Das Monster in den Gassen: Wie der Golem in die Welt kam

Wesen aus Ton, Steine, Erde: Das Jüdische Museum Berlin präsentiert die Kulturgeschichte des Golems.

Wie der Golem in die Welt kam: mit Rauch und Blitz und unter heftigem Armgefuchtel. Rabbi Löw setzt seiner Kreatur, die er aus den vier Elementen Erde, Wasser, Feuer und Luft erschaffen hat, einen fünfzackigen Stern in die Brust und dreht daran wie an einer Schraube. Flatternd öffnet der Golem seine asiatisch anmutenden Augen, um unter seiner helmartigen Prinz-Eisenherz-Frisur lauernd-neugierige Blicke in den Raum zu werfen. Dann stakst er los, den Befehlen seines Meisters gehorchend, roboterhaft ungelenk. Den Gehilfen stößt er rüde um. Er ist ein Riese, der wie aus Ton gebacken aussieht. Auf der Welt ist er, um die Juden von Prag zu beschützen. Doch bald wird aus dem Retter eine Gefahr.

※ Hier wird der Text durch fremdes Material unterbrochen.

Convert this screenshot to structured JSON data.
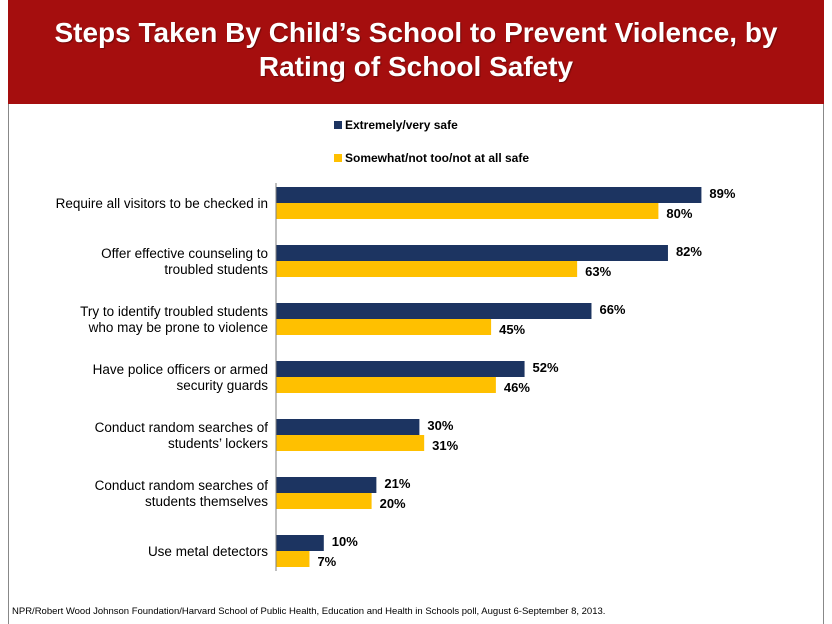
{
  "title": "Steps Taken By Child’s School to Prevent Violence, by Rating of School Safety",
  "colors": {
    "header_bg": "#a50e0e",
    "series1": "#1c3461",
    "series2": "#ffc000"
  },
  "legend": [
    {
      "label": "Extremely/very safe",
      "color": "#1c3461"
    },
    {
      "label": "Somewhat/not too/not at all safe",
      "color": "#ffc000"
    }
  ],
  "chart_data": {
    "type": "bar",
    "orientation": "horizontal",
    "title": "Steps Taken By Child’s School to Prevent Violence, by Rating of School Safety",
    "categories": [
      [
        "Require all visitors to be checked in"
      ],
      [
        "Offer effective counseling to",
        "troubled students"
      ],
      [
        "Try to identify troubled students",
        "who may be prone to violence"
      ],
      [
        "Have police officers or armed",
        "security guards"
      ],
      [
        "Conduct random searches of",
        "students’ lockers"
      ],
      [
        "Conduct random searches of",
        "students themselves"
      ],
      [
        "Use metal detectors"
      ]
    ],
    "series": [
      {
        "name": "Extremely/very safe",
        "values": [
          89,
          82,
          66,
          52,
          30,
          21,
          10
        ],
        "labels": [
          "89%",
          "82%",
          "66%",
          "52%",
          "30%",
          "21%",
          "10%"
        ]
      },
      {
        "name": "Somewhat/not too/not at all safe",
        "values": [
          80,
          63,
          45,
          46,
          31,
          20,
          7
        ],
        "labels": [
          "80%",
          "63%",
          "45%",
          "46%",
          "31%",
          "20%",
          "7%"
        ]
      }
    ],
    "xlim": [
      0,
      100
    ],
    "grid": false,
    "legend_position": "top-center"
  },
  "source": "NPR/Robert Wood Johnson Foundation/Harvard School of Public Health, Education and Health in Schools poll, August 6-September 8, 2013."
}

Paul Wegener, Theaterstar an den Berliner Max-Reinhardt-Bühnen, hat zwischen 1914 und 1920 gleich drei Golem-Filme inszeniert. In allen drei Filmen übernahm er die Titelrolle, neben ihm spielte seine damalige Ehefrau Lyda Salmonova. Keiner hat das Bild von dem mythischen Monster stärker geprägt als Wegener, deshalb ist ihm in der Golem-Ausstellung des Jüdischen Museums Berlin ein eigener Raum unter der Überschrift „Horror und Magie“ gewidmet.

Der Golem, eigentlich ein unschuldiges Wesen, fühlte sich, ähnlich wie später Frankensteins aus Leichenteilen gefertigtes Monster, zu Kindern hingezogen. Ein Standfoto zeigt ihn mit einem Mädchen, das ihm einen Apfel reicht. Wegener verkörperte mit seiner wuchtigen Darstellung den Typus des kämpferischen, frühzionistischen „Muskeljuden“, das Gegenbild zum antisemitischen Klischee eines verweichlichten „Ghettojuden“.

Ein gefallener Riese

Die Entwürfe zu „Der Golem, wie er in die Welt kam“ sind Kunstwerke aus eigenem Recht. Filmarchitekt Hans Poelzig schuf expressionistisch gezackte Albtraumkulissen, ein klaustrophobisches Prag aus dem nervösen Umbruchsgefühl des Nachkriegs-Berlin. Filmplakate präsentieren mittelalterliche Giebelhäuser, die sich wie Bäume biegen oder in Flammen stehen. Nichts bleibt, wie es war, die Welt gerät ins Wanken. Im Raum zur jüdischen Mystik liegt ein übermenschengroßer Golem, zusammengebaut vom amerikanischen Künstler Joshua Abarbanel. Er glotzt zur Decke, Arme und Beine weit abgespreizt. Ein gefallener Riese, ähnlich lächerlich wie Superman im Käfig.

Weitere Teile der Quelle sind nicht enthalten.